I was rather surprised to see that it had been over a month since I had last posted. I could say I’m like ‘Mr. Ed,’ in that I do never speak (post), unless I have something to say. That’s partially true but I have in fact simply had my nose to the grindstone trying to get two books ready for publishing. One is still in the midst of editing, and one is in final proofreading. It’s because of that latter one that I’ve raised my head to share something I’ve discovered that potentially makes proofreading easier.
These are not my ideas. I learned one on the Kindle forum and have been using it with what I hope is great success, and the second, which I learned from a KDP writers’ Facebook page, I haven’t tried in depth yet.
The first method:
Did you know you can email documents to your Kindle? A woman on the KDP forums who signs her posts as ‘Hils’ shared that bit of knowledge. I don’t know if it works for all Kindles, but I do know that it works for Paperwhites, as that is what I have. You can get your Kindle email address from your Amazon account online under Manage My Devices, or find it on your Paperwhite by going to Settings, Device Options, Personalize Your Kindle, and under that section there is a sub-section called: Send to Kindle email, which gives your Kindle e-mail address. You can send your manuscript to yourself as a doc file attached to an email and the powers that be at Amazon convert it to a mobi file which then downloads on your Kindle the same as any book you would download. (There was perhaps a 5-to-10-minute wait between sending the email and having it download to my Kindle, so it’s not like uploading a book for publishing and having to wait up to 12 hours – or more – before it’s available.)
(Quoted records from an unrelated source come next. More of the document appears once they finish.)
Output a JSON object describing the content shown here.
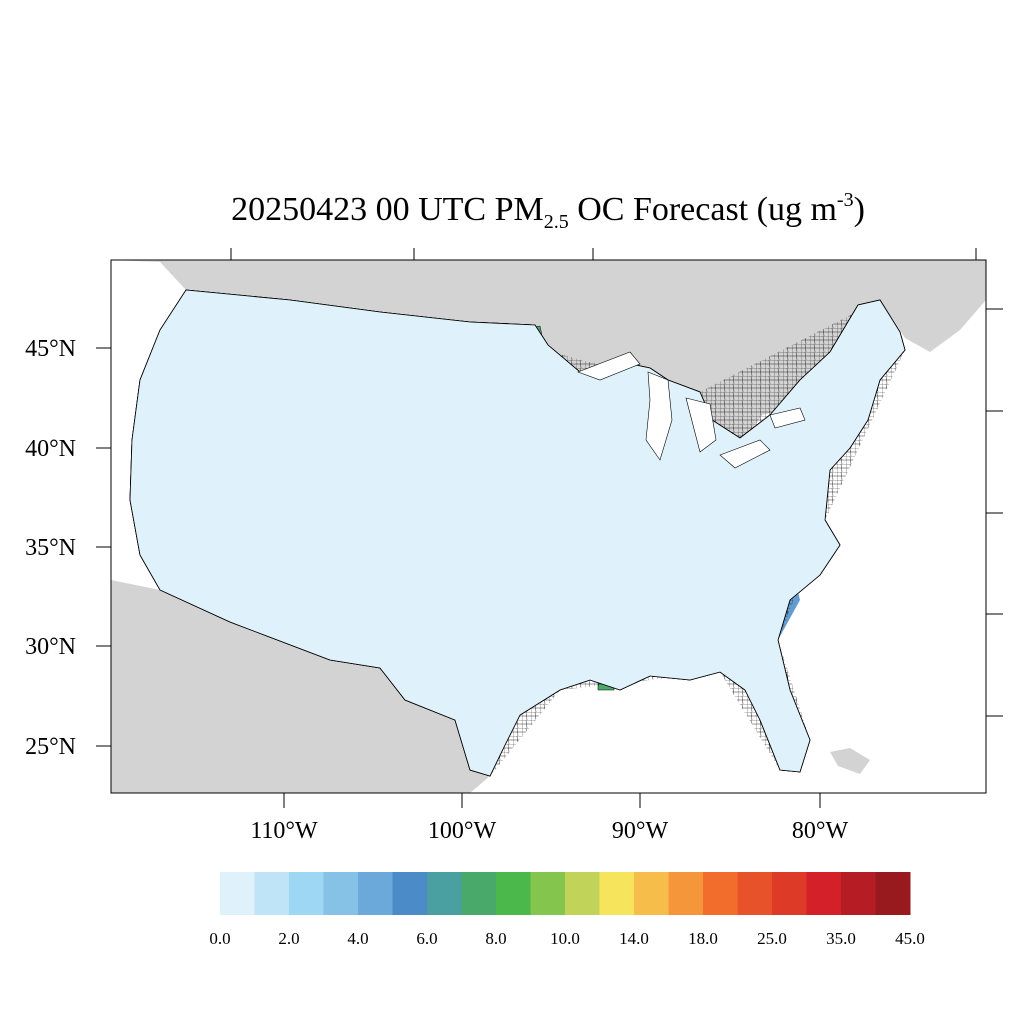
{
  "title": {
    "main": "20250423 00 UTC PM",
    "sub": "2.5",
    "mid": " OC Forecast (ug m",
    "sup": "-3",
    "end": ")"
  },
  "map": {
    "lat_labels": [
      "45°N",
      "40°N",
      "35°N",
      "30°N",
      "25°N"
    ],
    "lon_labels": [
      "110°W",
      "100°W",
      "90°W",
      "80°W"
    ],
    "colors": {
      "background_land": "#d3d3d3",
      "water": "#ffffff",
      "low": "#dff2fb",
      "mid": "#8ec8ea",
      "high": "#4a8bc8",
      "border": "#000000"
    }
  },
  "legend": {
    "colors": [
      "#dff2fb",
      "#bfe4f7",
      "#9dd7f3",
      "#86c1e6",
      "#6aa9da",
      "#4a8bc8",
      "#4a9fa0",
      "#48a96a",
      "#4ab84a",
      "#84c54d",
      "#c2d35a",
      "#f6e55c",
      "#f6bd4a",
      "#f5963a",
      "#f26d2c",
      "#e8522b",
      "#dd3a28",
      "#d42029",
      "#b51c24",
      "#991a1e"
    ],
    "labels": [
      "0.0",
      "2.0",
      "4.0",
      "6.0",
      "8.0",
      "10.0",
      "14.0",
      "18.0",
      "25.0",
      "35.0",
      "45.0"
    ]
  }
}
The big advantage I have found in using this method for the final proofreading/s is that the smaller screen seems to make it easier to catch mistakes, at least for me. And because it’s been converted to a mobi file, you can also see if there are any formatting errors that make the text look wonky. ‘Hils’ had mentioned making notes on her Kindle for anything she wanted to change, but I went old-school and used a notebook to jot down my changes and then when back to Word and used ‘find’ or ‘find and replace’ to make the corrections.
The second method:
Did you know Word can talk? I didn’t make a note of who revealed this on Facebook so I can’t give credit where credit is due, but there is a text-to-speech feature on Word. I’ve found it’s available on Word 2010 and 2013. I also have a computer which has Word 2003, and that version does have speech but not the text-to-speech feature (and typical of the way things go, the voice on the 2003 version is much more pleasant-sounding than the voices on the later versions). It’s very easy to activate (if I can do it, probably a chimp could do it with their eyes closed), but rather than me trying ineptly to explain how to do it, I’ll direct you to this YouTube video which is far more succinct. http://www.youtube.com/watch?v=ips3k6UdY7Q (If for some reason that link doesn’t work, just Google Word Text-to-Speech for both written and video links.)
I have no idea how many hours it might take to listen to a book this way. (I listen to a lot of books on CD while I drive, and they usually average 10 hours or more). I’ve only tried this out on short segments, which you have to highlight to have read by the computer. I’ve found there doesn’t seem to be a pause button; if you stop the computer narration to make a correction, you have to re-highlight to continue. It does seem like it would be a wonderful way to find those letter inversions that create a real word so that spellcheck doesn’t catch them, and that the eye tends to skim over (like form for from, or tired for tried).
So there you have it, two tools that may help you with your proofreading.